Digital systems raise many security challenges for a number of reasons. Systems are complex with thousands of components; they interact to form larger, more complex systems; they have emergent properties with unanticipated effects on their users. Most importantly, they have bugs causing the system to perform in unexpected and peculiar ways. All these characteristics make it difficult to make systems secure. It calls for a different approach.
The usual method for treating complex problems is to break them down into well-defined components. This is the appeal of cryptography in security systems. Cryptography is well defined, manageable and implementable. Software fixes like cryptography and hardware fixes like firewalls are seen as bolt-on solutions. They can initially make people feel safer, but in the end add little defense against any serious attack.
Is your house safe just because you bought a good door lock ? Will a thief spend hours trying to pick the lock or just put a brick through your window or jack the door open with a crow bar ? Experience shows attackers always take the easy route and simply side step security devices. For example, many security systems employ encryption with long key lengths in a superficial attempt at more security. In theory this is a good idea as longer key lengths are indeed more difficult to crack. In practice however, access to the secret key is protected by a password -often a user-defined password. Thus the security hinges not on the key, but on the user’s password. And password protection is notoriously weak. A freeware program available over the Internet will crack almost all passwords through a so-called dictionary attack in a few seconds on a standard PC. Actually it’s worse that that as many users, fearing they will forget their password, will write it down nearby, some on a post-it note on the underside of the keyboard -the equivalent of hiding the key for that new, state-of-the-art lock, under the porch mat. So longer key lengths, just like more door locks, don’t necessarily give you more security.
Schneier is a great believer in threat modelling and risk assessment. Threat models can be made by using a technique called Attack Tree Analysis. Attacks against a system are graphed in a tree like fashion with the attack goal as the root and the different ways to attack as the stem and leaves. All possible attacks are drawn out and values associated with each attack such as possible/impossible, probable/improbable, cost of attack, need for special equipment, etc. Evaluating the various options in the Attack Tree will show the most likely threat area. Knowing the threats allows the organization to develop an appropriate Security Policy that lays out the goals and objectives of the system. It outlines the motivation for the security, leading the way to the most appropriate set of countermeasures. For example protection against amateur pirates, where basic countermeasures will normally suffice, is a much simpler problem than developing a security system to protect against the determined professional.

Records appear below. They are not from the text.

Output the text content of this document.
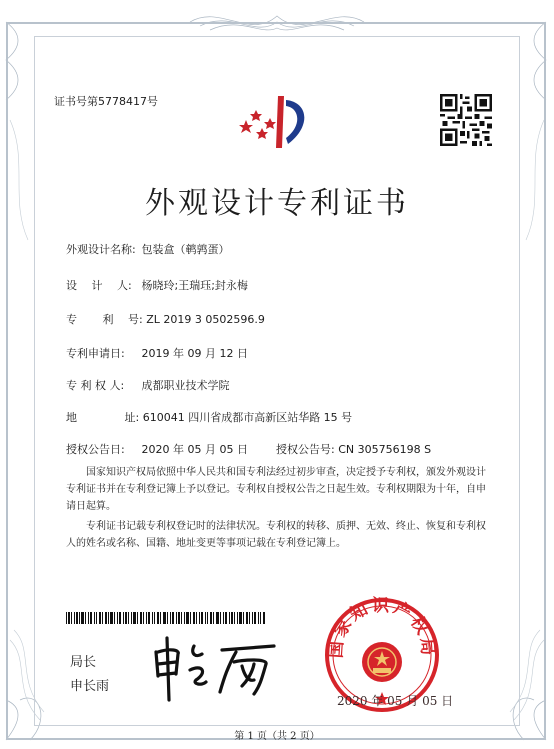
证书号第5778417号
外观设计专利证书
外观设计名称: 包装盒（鹌鹑蛋）
设　 计　 人: 杨晓玲;王瑞珏;封永梅
专　　 利　 号: ZL 2019 3 0502596.9
专利申请日: 2019 年 09 月 12 日
专 利 权 人: 成都职业技术学院
地　　　　 址: 610041 四川省成都市高新区站华路 15 号
授权公告日: 2020 年 05 月 05 日	授权公告号: CN 305756198 S
国家知识产权局依照中华人民共和国专利法经过初步审查，决定授予专利权，颁发外观设计专利证书并在专利登记簿上予以登记。专利权自授权公告之日起生效。专利权期限为十年，自申请日起算。
专利证书记载专利权登记时的法律状况。专利权的转移、质押、无效、终止、恢复和专利权人的姓名或名称、国籍、地址变更等事项记载在专利登记簿上。
局长
申长雨
国家知识产权局
2020 年 05 月 05 日
第 1 页（共 2 页）
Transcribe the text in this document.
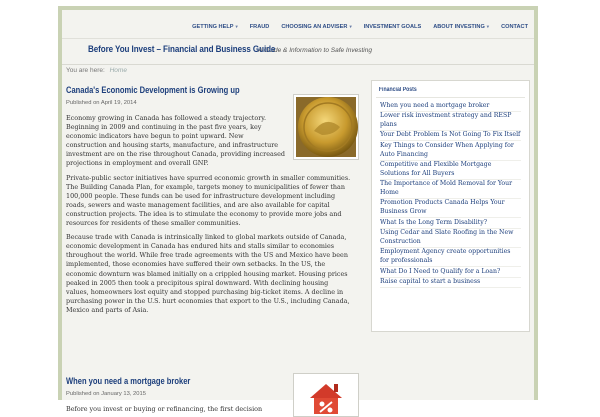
GETTING HELP ▾ FRAUD CHOOSING AN ADVISER ▾ INVESTMENT GOALS ABOUT INVESTING ▾ CONTACT
Before You Invest – Financial and Business Guide
A Guide & Information to Safe Investing
You are here: Home
Canada's Economic Development is Growing up
Published on April 19, 2014

Economy growing in Canada has followed a steady trajectory. Beginning in 2009 and continuing in the past five years, key economic indicators have begun to point upward. New construction and housing starts, manufacture, and infrastructure investment are on the rise throughout Canada, providing increased projections in employment and overall GNP.

Private-public sector initiatives have spurred economic growth in smaller communities. The Building Canada Plan, for example, targets money to municipalities of fewer than 100,000 people. These funds can be used for infrastructure development including roads, sewers and waste management facilities, and are also available for capital construction projects. The idea is to stimulate the economy to provide more jobs and resources for residents of these smaller communities.

Because trade with Canada is intrinsically linked to global markets outside of Canada, economic development in Canada has endured hits and stalls similar to economies throughout the world. While free trade agreements with the US and Mexico have been implemented, those economies have suffered their own setbacks. In the US, the economic downturn was blamed initially on a crippled housing market. Housing prices peaked in 2005 then took a precipitous spiral downward. With declining housing values, homeowners lost equity and stopped purchasing big-ticket items. A decline in purchasing power in the U.S. hurt economies that export to the U.S., including Canada, Mexico and parts of Asia.

When you need a mortgage broker
Published on January 13, 2015

Before you invest or buying or refinancing, the first decision

Financial Posts
When you need a mortgage broker
Lower risk investment strategy and RESP plans
Your Debt Problem Is Not Going To Fix Itself
Key Things to Consider When Applying for Auto Financing
Competitive and Flexible Mortgage Solutions for All Buyers
The Importance of Mold Removal for Your Home
Promotion Products Canada Helps Your Business Grow
What Is the Long Term Disability?
Using Cedar and Slate Roofing in the New Construction
Employment Agency create opportunities for professionals
What Do I Need to Qualify for a Loan?
Raise capital to start a business
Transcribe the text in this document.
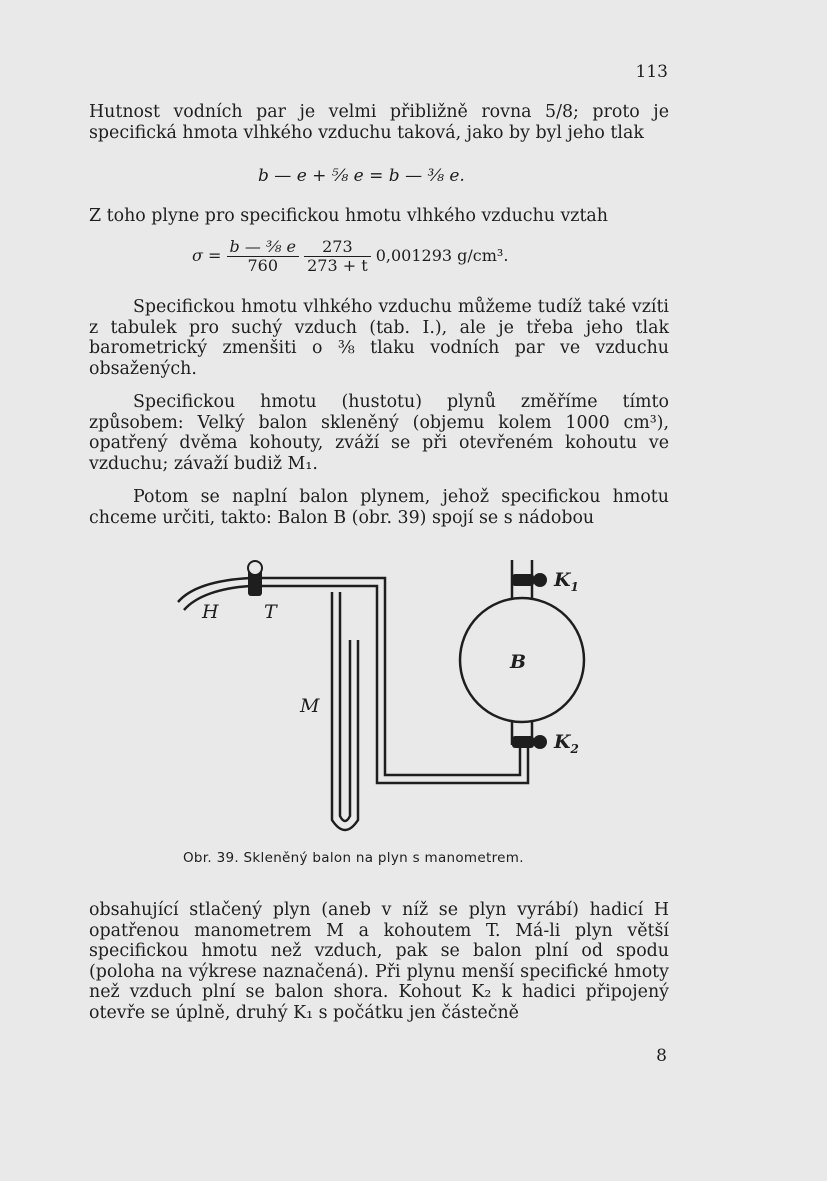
113

Hutnost vodních par je velmi přibližně rovna 5/8; proto je specifická hmota vlhkého vzduchu taková, jako by byl jeho tlak

b — e + ⅝ e = b — ⅜ e.

Z toho plyne pro specifickou hmotu vlhkého vzduchu vztah

$\sigma = \frac{\text{b — ⅜ e}}{760}$
$\frac{273}{273 + t} 0,001293$ g/cm³.

Specifickou hmotu vlhkého vzduchu můžeme tudíž také vzíti z tabulek pro suchý vzduch (tab. I.), ale je třeba jeho tlak barometrický zmenšiti o ⅜ tlaku vodních par ve vzduchu obsažených.

Specifickou hmotu (hustotu) plynů změříme tímto způsobem: Velký balon skleněný (objemu kolem 1000 cm³), opatřený dvěma kohouty, zváží se při otevřeném kohoutu ve vzduchu; závaží budiž M₁.

Potom se naplní balon plynem, jehož specifickou hmotu chceme určiti, takto: Balon B (obr. 39) spojí se s nádobou

H T
M
B
$K_1$
$K_2$
Obr. 39. Skleněný balon na plyn s manometrem.

obsahující stlačený plyn (aneb v níž se plyn vyrábí) hadicí H opatřenou manometrem M a kohoutem T. Má-li plyn větší specifickou hmotu než vzduch, pak se balon plní od spodu (poloha na výkrese naznačená). Při plynu menší specifické hmoty než vzduch plní se balon shora. Kohout K₂ k hadici připojený otevře se úplně, druhý K₁ s počátku jen částečně

8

The book is laid out into three main themes; Landscape, which details the existing threats; Technologies, that gives the state-of-the-art in security technology and Strategies, that lays out the process to follow in evaluating and then acting upon security threats. There is also an extensive chapter devoted to product testing and validation of security products. Other chapters deal with the human factor, firewalls, biometric devices, smart cards, authentication, digital watermarking, coming security problems associated with new networked devices like photocopiers, the effects of more teleworking, mail bombing and denial of service attacks, email viruses, and perhaps one of ttle biggest problems of all -security bugs in our everyday system software.
This is an excellent book written for the non-security specialist. It is written in an easy-to-read, almost chatty style. It provides a process for the non-specialist to follow in evaluating security risks, actions and possible consequences. I highly recommend it.